Kristian Rouz — The Japanese government is facing mounting calls to increase budget spending and, if possible, cut taxes, in order to boost economic growth, almost six years since the Bank of Japan (BOJ) introduced its unconventional monetary stimulus. One of the officials in charge of that programme, former deputy BOJ governor Kikuo Iwata, is now one of the main advocates for additional accommodation on the fiscal side.
In a statement, Iwata said the BOJ's policy of negative-to-zero interest rates (NIRP and ZIRP, respectively) has achieved limited success since it was first introduced back in 2013, supporting modest growth in inflation and economic expansion amid the global economic challenges of this decade.
However, Iwata said, now might be the time to bolster monetary accommodation with loose fiscal policies, which could potentially help nudge Japan's inflation closer to the BOJ's 2-percent target, and improve overall economic growth and business activity in the country.
"Inflation won't hit 2 percent just with the BOJ continuing its current policy. The BOJ doesn't need to change its policy much now. What needs to change is fiscal policy," Iwata said.
The BOJ's base borrowing costs are currently set at minus 0.1 percent, meaning the cost of credit is especially cheap across the economy; however, the profitability of savings and bond yields are quite low. The credit-fuelled growth model, however, does not appear to promote sustainable economic expansion, and Japan's GDP growth has dipped into negative territory over the past few quarters, mostly due to overseas risks.
Iwata suggested that a fiscal stimulus programme could boost domestic consumption and growth in industries focusing on Japan's internal market, while also improving Japan's economic stability in the face of international trade risks.
However, most economists are sceptical, saying Japan's high level of national debt, currently roughly 253 percent of GDP, don't allow for a sound fiscal stimulus plan.
Iwata believes that stronger domestic consumption, in connexion with the recent hike in the sales tax, could make up for the potential loss of fiscal revenue.
"Fiscal and monetary policies need to work as one, so that more money is spent on fiscal measures and the total money going out to the economy increases as a result," the former BOJ official said. "That's the only remaining policy option."
The former central banker said tax breaks for young families and government investments in national projects could boost consumer spending, fuelling a rise in inflation. This, in turn, would allow for the normalisation of monetary policies amid a withdrawal from the questionable NIRP regime, which, some experts say, could hurt Japan's banking sector in the longer run.

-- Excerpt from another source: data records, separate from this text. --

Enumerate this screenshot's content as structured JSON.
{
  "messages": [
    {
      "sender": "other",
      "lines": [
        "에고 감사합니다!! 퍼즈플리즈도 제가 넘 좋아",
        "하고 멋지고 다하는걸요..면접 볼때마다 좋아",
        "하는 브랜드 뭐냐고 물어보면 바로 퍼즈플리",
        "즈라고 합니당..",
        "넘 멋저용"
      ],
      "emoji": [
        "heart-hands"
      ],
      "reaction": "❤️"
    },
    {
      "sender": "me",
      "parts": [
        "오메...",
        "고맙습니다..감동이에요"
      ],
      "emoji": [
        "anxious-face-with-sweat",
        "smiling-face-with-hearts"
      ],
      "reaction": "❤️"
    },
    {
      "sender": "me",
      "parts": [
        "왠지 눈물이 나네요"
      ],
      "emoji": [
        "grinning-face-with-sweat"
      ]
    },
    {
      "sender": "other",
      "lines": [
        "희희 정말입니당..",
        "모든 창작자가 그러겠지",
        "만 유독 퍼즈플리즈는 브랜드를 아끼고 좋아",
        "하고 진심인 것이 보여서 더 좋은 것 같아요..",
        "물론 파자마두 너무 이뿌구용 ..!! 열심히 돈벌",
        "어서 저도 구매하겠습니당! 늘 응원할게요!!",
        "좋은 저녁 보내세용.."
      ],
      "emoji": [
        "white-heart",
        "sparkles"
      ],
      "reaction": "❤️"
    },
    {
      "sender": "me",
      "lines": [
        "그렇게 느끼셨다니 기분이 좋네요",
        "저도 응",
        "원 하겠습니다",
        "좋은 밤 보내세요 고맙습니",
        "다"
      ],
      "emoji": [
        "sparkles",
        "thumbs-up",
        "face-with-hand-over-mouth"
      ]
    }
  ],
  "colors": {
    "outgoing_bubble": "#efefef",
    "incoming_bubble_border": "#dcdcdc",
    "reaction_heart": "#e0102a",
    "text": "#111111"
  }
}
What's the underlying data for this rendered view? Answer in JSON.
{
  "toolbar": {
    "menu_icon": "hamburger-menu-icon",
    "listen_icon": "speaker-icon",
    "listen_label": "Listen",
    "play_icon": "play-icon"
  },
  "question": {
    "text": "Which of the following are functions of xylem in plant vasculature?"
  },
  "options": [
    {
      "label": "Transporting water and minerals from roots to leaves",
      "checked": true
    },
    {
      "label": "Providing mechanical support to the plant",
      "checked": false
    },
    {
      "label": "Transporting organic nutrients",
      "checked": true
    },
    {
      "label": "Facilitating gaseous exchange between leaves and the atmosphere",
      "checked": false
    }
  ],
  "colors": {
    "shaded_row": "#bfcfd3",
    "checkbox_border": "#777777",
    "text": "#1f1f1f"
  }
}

"The BOJ's current policy does not have a mechanism to heighten inflation expectations. We need a mechanism where money flows out to the economy directly and permanently," Iwata said.
Some economists believe the BOJ has used up all its stimulus power, and fiscal stimulus remains Japan's only remaining option to address possible economic challenges. Unless the government takes additional steps to spur inflation and normalise BOJ policies, Japan will remain vulnerable in the face of a global recession, should one occur.
"These adjustments (loose monetary policies), which if maintained too long, would only end up amplifying the dilemma by intensifying stress in the financial sector and/or undermining the bank's balance sheet," Prof. Sayuri Shirai of Keio University said. "In any case, it will no doubt be a very long time before the bank takes any clear steps toward normalisation."
Iwata said only a greater reliance on the domestic market could help the Japanese economy return to stable and sustainable growth.
"We're still on the cusp of emerging from deflation and that process is still fragile," he stressed. "Inflation needs to pick up via an expansion in demand."
Whether or not Abe cabinet officials and top BOJ policymakers come up with a joint fiscal-monetary stimulus plan this year largely depends on how the US-Japan trade talks play out, some economists say. A possible expansion in Japanese exports to the US, along with an increase in imports, coupled with a possible devaluation of the yen, could spur Japan's inflation without fiscal accommodation.
However, if the terms of a future US-Japanese trade deal aren't quite as favourable for Japan, Iwata's suggestions are seen as likely to gain traction among policymakers in Tokyo.